Une vraie désillusion pour les partisans d’une Alsace seule, qui multiplie depuis les critiques à l’encontre du président de la République. Les plus virulentes viennent sûrement d’Unser Land. « Au nom de son amitié avec M. Leroy (le président du Grand-Est), M. Macron vient d’envoyer une gifle cinglante à toute l’Alsace, laquelle l’avait pourtant plutôt soutenu jusqu’à présent », lance Jean-Georges Trouillet. Le président du mouvement autonomiste évoque « une monarchie présidentielle » et explique que « les Alsaciens doivent apporter leur contribution à restaurer une réelle démocratie dans ce pays ».

L’ancien candidat à la mairie de Strasbourg Jean-Philippe Vetter évoque, lui, « des propos d’un président hors sol » et parle de « camouflet ». « Pour les Alsaciens qui lui ont témoigné leur confiance […] et pour les parlementaires alsaciens et les élus régionaux de sa majorité qui défendent sans aucun doute l’Alsace avec sincérité mais ne sont manifestement ni entendus, ni respectés. »

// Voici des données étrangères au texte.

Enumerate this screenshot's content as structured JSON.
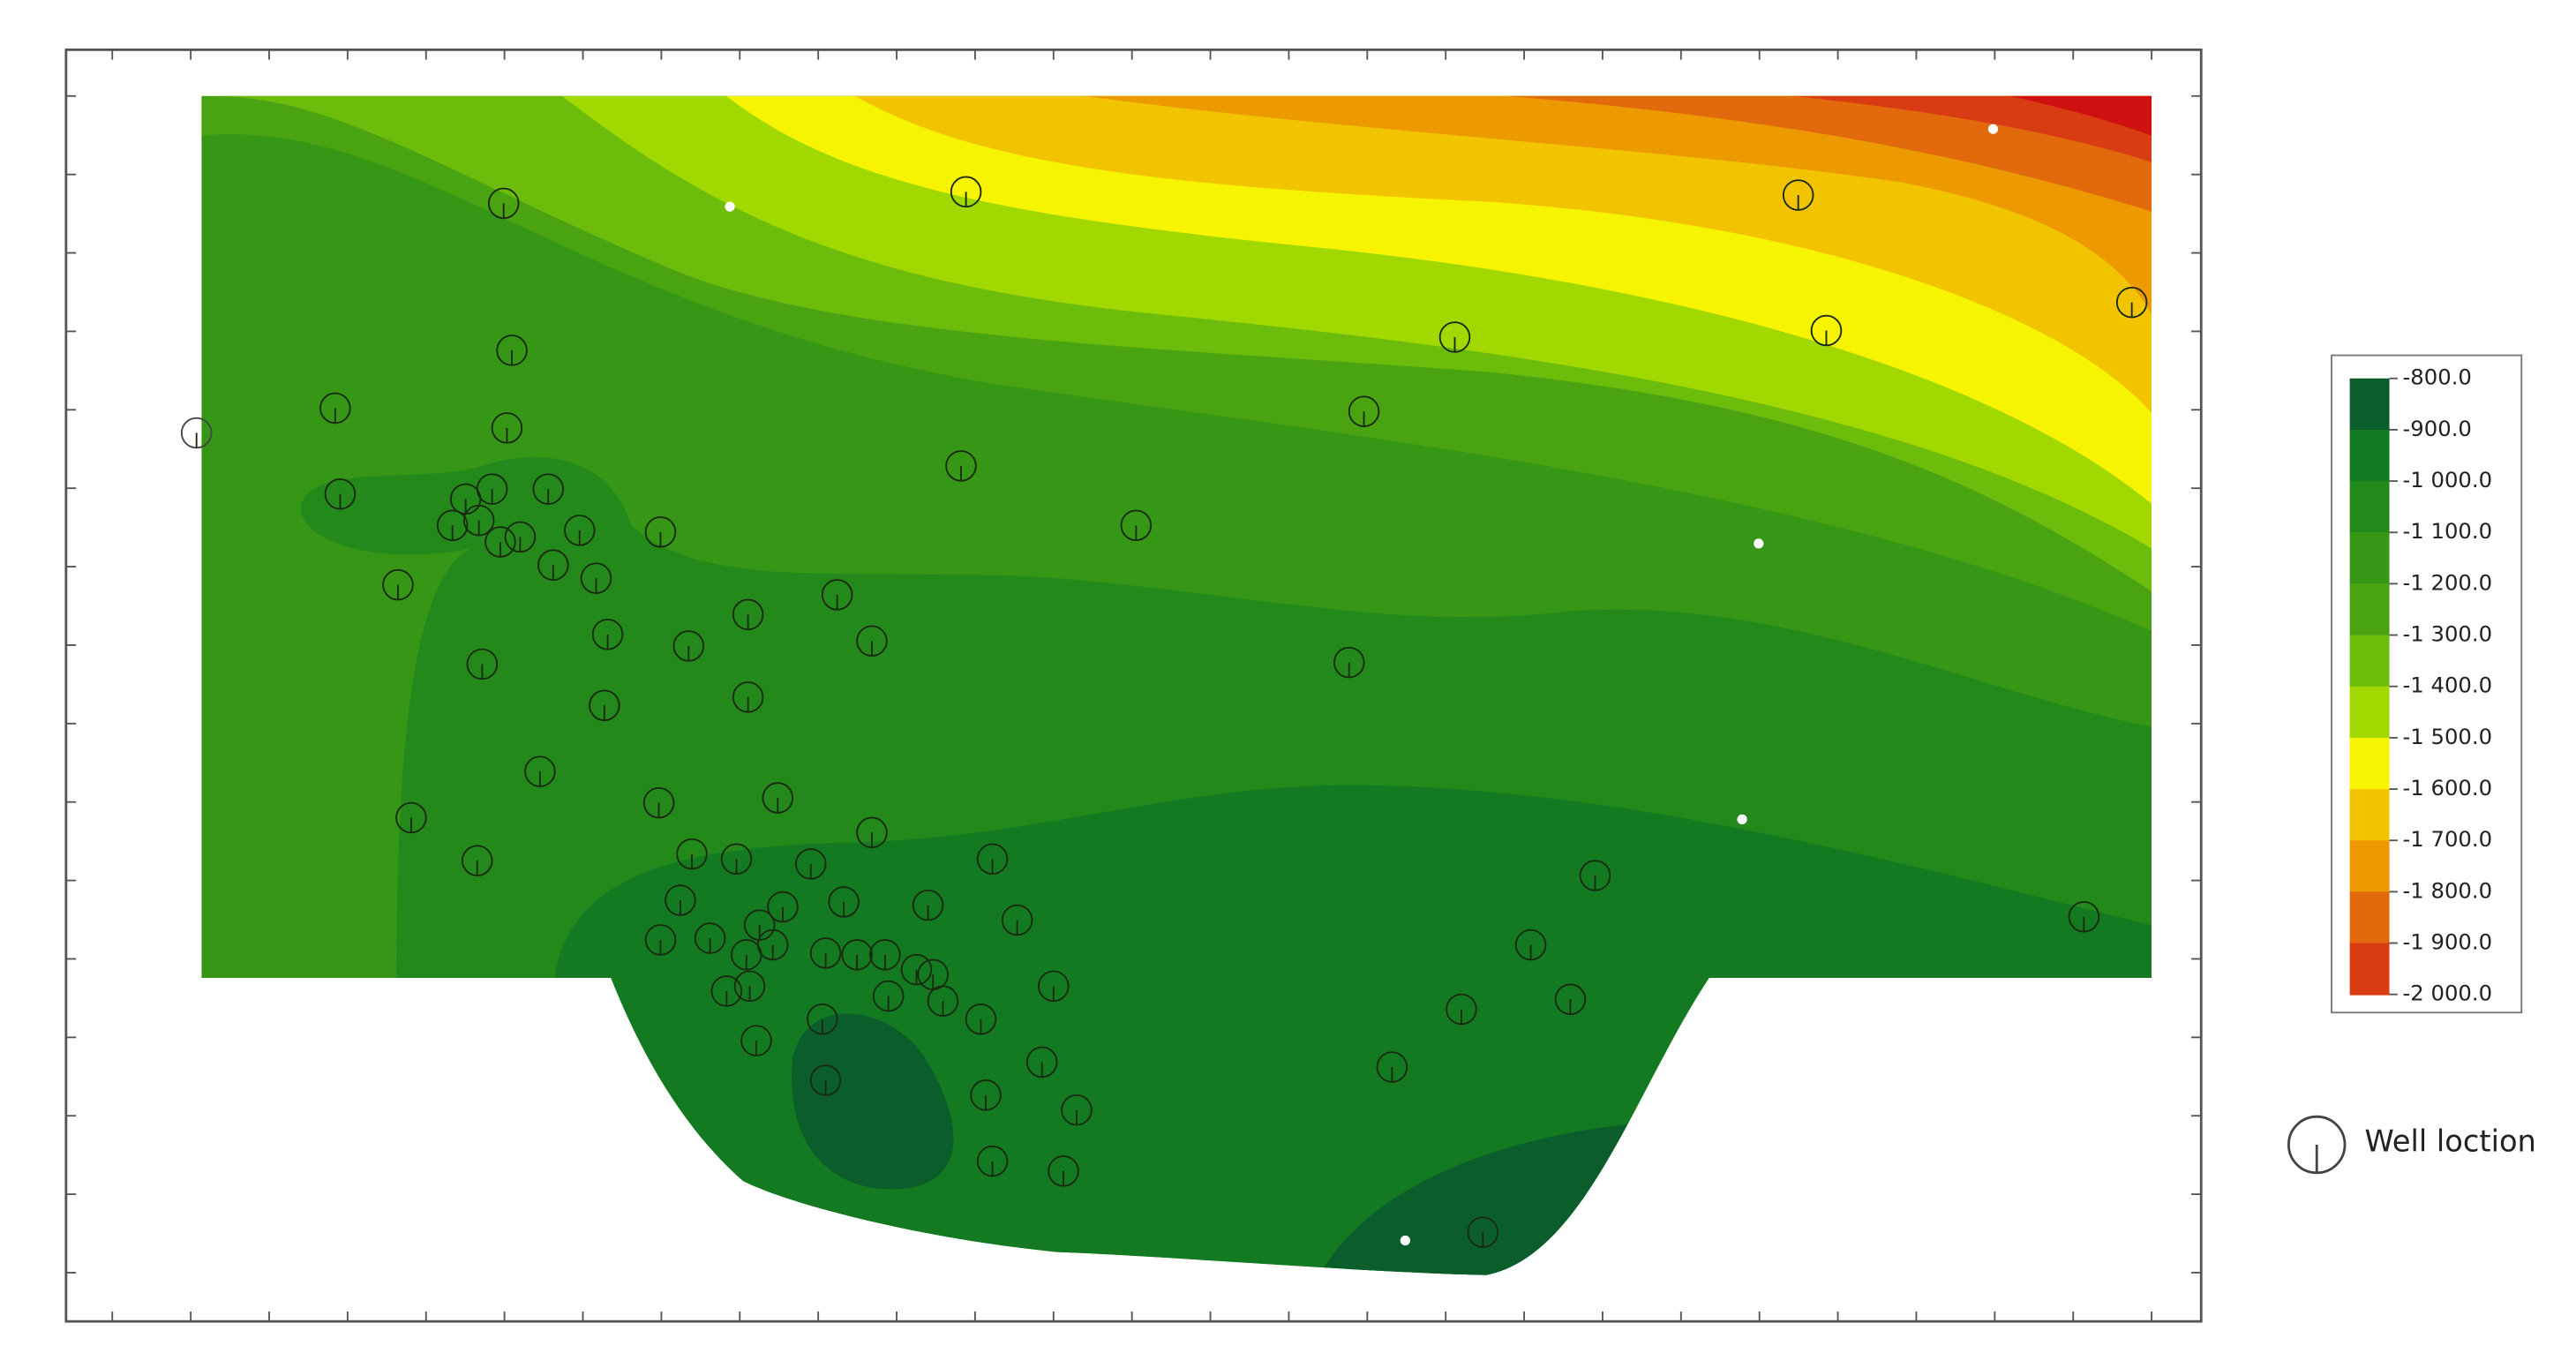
{
  "legend": {
    "labels": [
      "-800.0",
      "-900.0",
      "-1 000.0",
      "-1 100.0",
      "-1 200.0",
      "-1 300.0",
      "-1 400.0",
      "-1 500.0",
      "-1 600.0",
      "-1 700.0",
      "-1 800.0",
      "-1 900.0",
      "-2 000.0"
    ],
    "colors": [
      "#0b5e2c",
      "#137a22",
      "#24891b",
      "#369616",
      "#4aa311",
      "#6cbc0c",
      "#a0d800",
      "#f6f400",
      "#f2c400",
      "#ec9a00",
      "#e26a0c",
      "#d93c12",
      "#cf1010"
    ]
  },
  "well_legend": {
    "label": "Well loction"
  }
}
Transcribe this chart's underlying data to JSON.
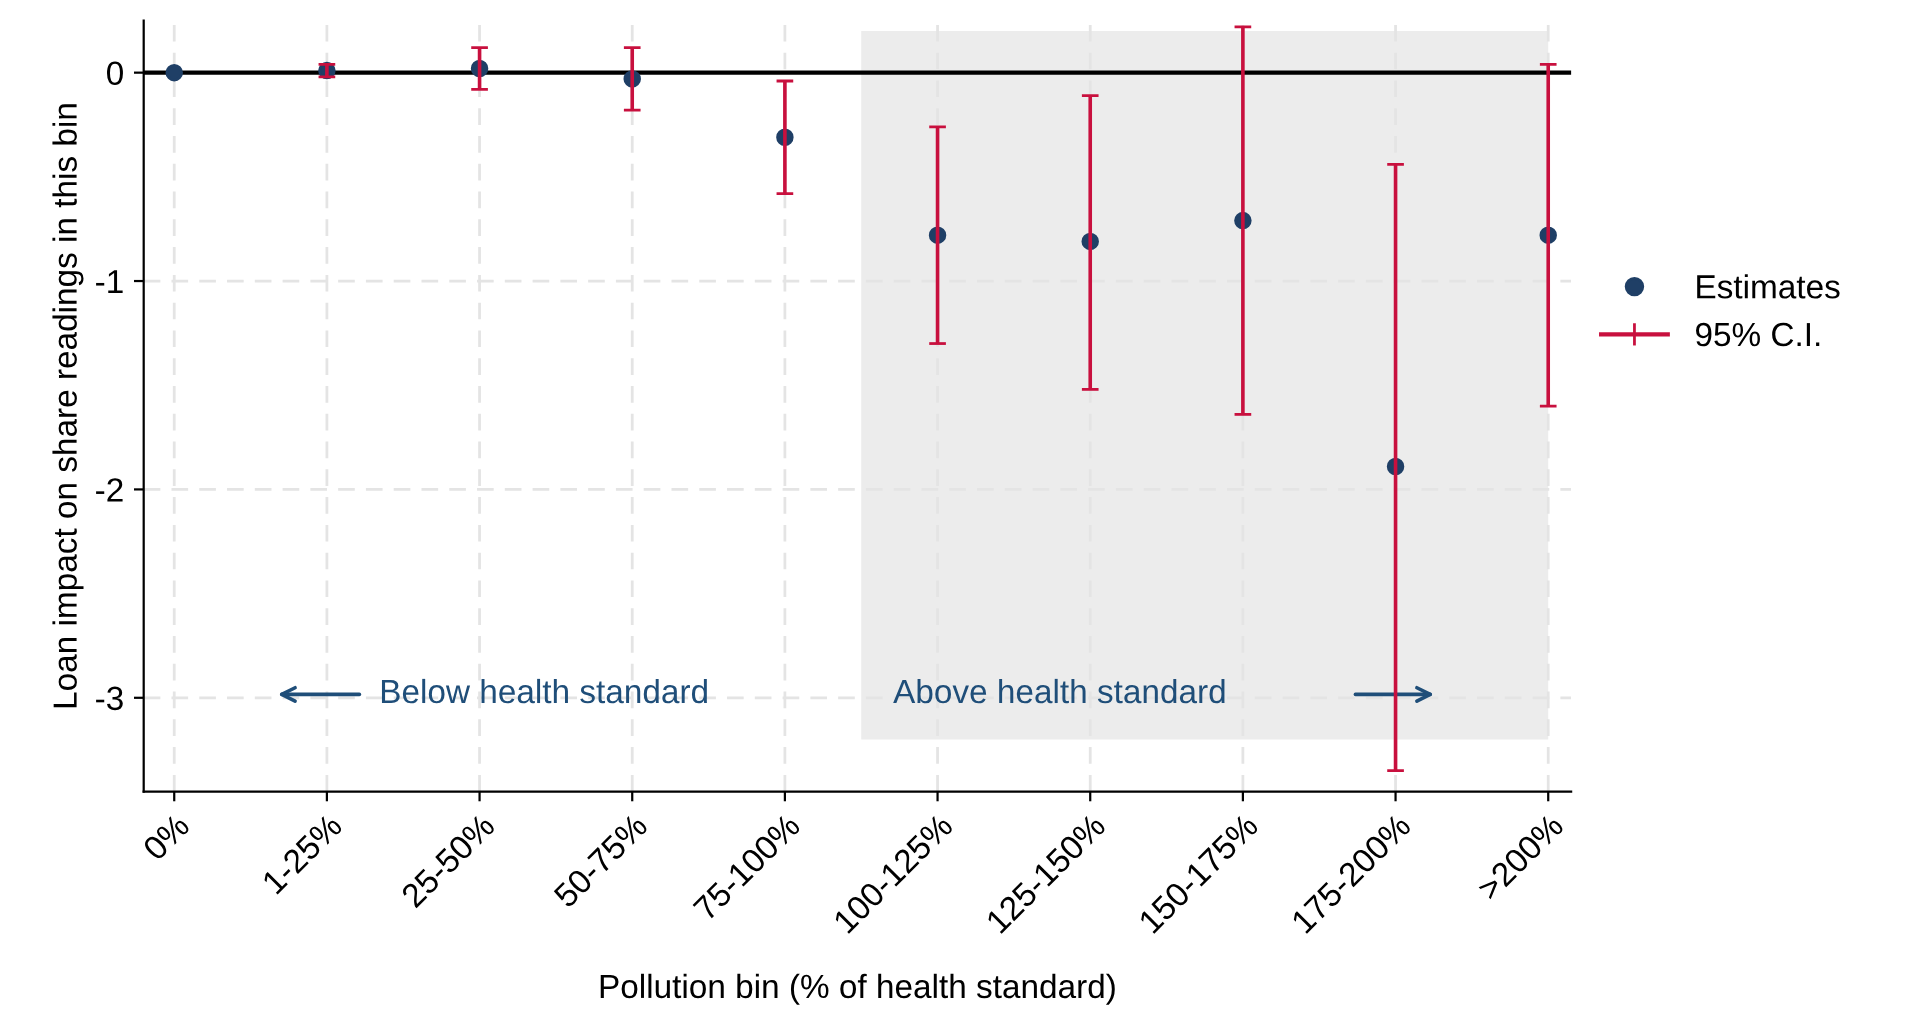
{
  "chart_data": {
    "type": "scatter",
    "xlabel": "Pollution bin (% of health standard)",
    "ylabel": "Loan impact on share readings in this bin",
    "categories": [
      "0%",
      "1-25%",
      "25-50%",
      "50-75%",
      "75-100%",
      "100-125%",
      "125-150%",
      "150-175%",
      "175-200%",
      ">200%"
    ],
    "series": [
      {
        "name": "Estimates",
        "color": "#1f3f66",
        "marker": "circle",
        "values": [
          0,
          0.01,
          0.02,
          -0.03,
          -0.31,
          -0.78,
          -0.81,
          -0.71,
          -1.89,
          -0.78
        ],
        "errors": [
          null,
          [
            -0.02,
            0.04
          ],
          [
            -0.08,
            0.12
          ],
          [
            -0.18,
            0.12
          ],
          [
            -0.58,
            -0.04
          ],
          [
            -1.3,
            -0.26
          ],
          [
            -1.52,
            -0.11
          ],
          [
            -1.64,
            0.22
          ],
          [
            -3.35,
            -0.44
          ],
          [
            -1.6,
            0.04
          ]
        ]
      }
    ],
    "ylim": [
      -3.45,
      0.25
    ],
    "yticks": [
      -3,
      -2,
      -1,
      0
    ],
    "grid": true,
    "legend": "right",
    "ref_lines": [
      {
        "axis": "y",
        "value": 0,
        "color": "#000000",
        "line_style": "solid"
      }
    ],
    "annotations": [
      "Below health standard",
      "Above health standard",
      "95% C.I."
    ]
  }
}
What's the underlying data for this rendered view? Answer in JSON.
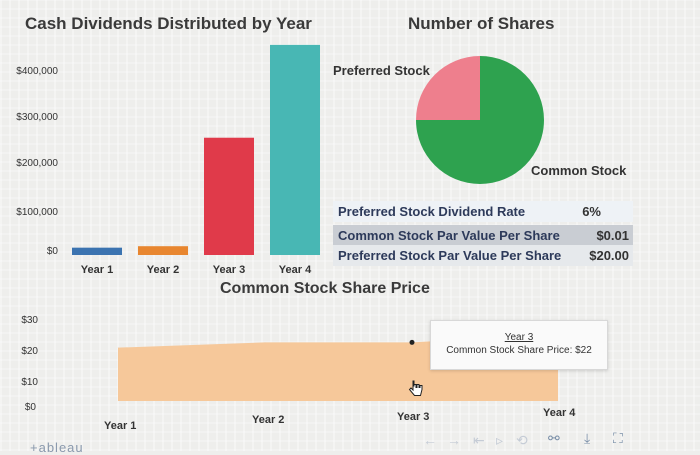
{
  "colors": {
    "year1": "#3b73b0",
    "year2": "#e8862f",
    "year3": "#e03a4a",
    "year4": "#48b7b4",
    "pie_preferred": "#ee7f8d",
    "pie_common": "#2ea24f",
    "area_fill": "#f6c89a"
  },
  "dividends": {
    "title": "Cash Dividends Distributed by Year",
    "yticks": [
      "$400,000",
      "$300,000",
      "$200,000",
      "$100,000",
      "$0"
    ]
  },
  "shares": {
    "title": "Number of Shares",
    "preferred_label": "Preferred Stock",
    "common_label": "Common Stock"
  },
  "info_table": {
    "rows": [
      {
        "label": "Preferred Stock Dividend Rate",
        "value": "6%"
      },
      {
        "label": "Common Stock Par Value Per Share",
        "value": "$0.01"
      },
      {
        "label": "Preferred Stock Par Value Per Share",
        "value": "$20.00"
      }
    ]
  },
  "share_price": {
    "title": "Common Stock Share Price",
    "yticks": [
      "$30",
      "$20",
      "$10",
      "$0"
    ],
    "xticks": [
      "Year 1",
      "Year 2",
      "Year 3",
      "Year 4"
    ]
  },
  "tooltip": {
    "year": "Year 3",
    "text": "Common Stock Share Price: $22"
  },
  "footer": {
    "logo_text": "+ableau"
  },
  "chart_data": [
    {
      "type": "bar",
      "title": "Cash Dividends Distributed by Year",
      "categories": [
        "Year 1",
        "Year 2",
        "Year 3",
        "Year 4"
      ],
      "values": [
        15000,
        18000,
        240000,
        430000
      ],
      "ylim": [
        0,
        440000
      ]
    },
    {
      "type": "pie",
      "title": "Number of Shares",
      "labels": [
        "Preferred Stock",
        "Common Stock"
      ],
      "values": [
        25,
        75
      ]
    },
    {
      "type": "area",
      "title": "Common Stock Share Price",
      "categories": [
        "Year 1",
        "Year 2",
        "Year 3",
        "Year 4"
      ],
      "values": [
        20,
        22,
        22,
        25
      ],
      "ylim": [
        0,
        30
      ]
    }
  ]
}
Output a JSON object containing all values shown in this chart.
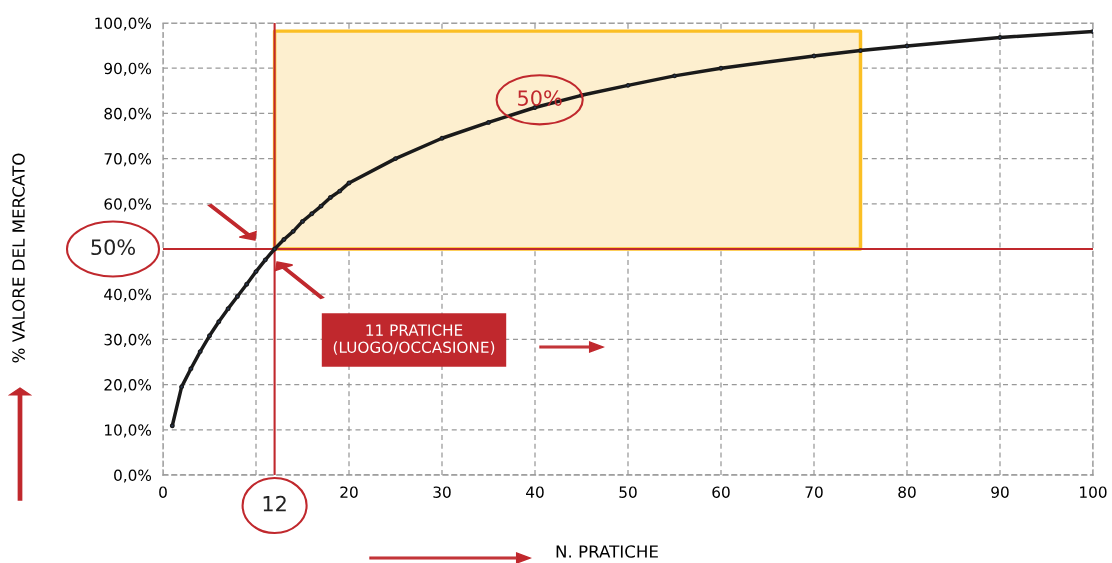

L’un d’entre eux, le député Hubert Ott, a justement réaffirmé sa volonté « de faire la Collectivité européenne d’Alsace (CeA) une région de plein exercice ». « Ce travail auquel je m’étais engagé sans aucune ambiguïté lors de la campagne législative reste totalement d’actualité et je suis déterminé à tout faire pour qu’il aboutisse au cours de ce mandat », écrit l’élu Modem de la 2e circonscription du Haut-Rhin en appelant au calme. « Je suis intimement convaincu que l’intervention du Président de la République ne constitue en rien un obstacle à notre volonté alsacienne. En revanche, cette intervention propose une méthode et le souhait de voir ce travail s’accomplir dans le respect mutuel, l’écoute et la concertation afin que l’ensemble des territoires du Grand-Est actuel et leurs représentants trouvent une réponse juste et équilibrée à leurs attentes. »

Très attendus, les mots de Frédéric Bierry sont arrivés deux jours après la prise de position d’Emmanuel Macron. Comme si le président de la CeA les avait longuement pesés… « Je suis persuadé que la démocratie ne peut se régénérer qu’avec une nouvelle et véritable décentralisation dont l’Alsace sera légitimement le laboratoire. Quand l’heure de la réorganisation institutionnelle viendra, en 2024, l’heure de l’Alsace viendra. Il ne peut pas en être autrement si le Président de la République veut être au rendez-vous du renouveau démocratique qu’il appelle de ses vœux », écrit-il dans un communiqué au ton mesuré.

La question alsacienne n’a visiblement pas fini d’être débattue.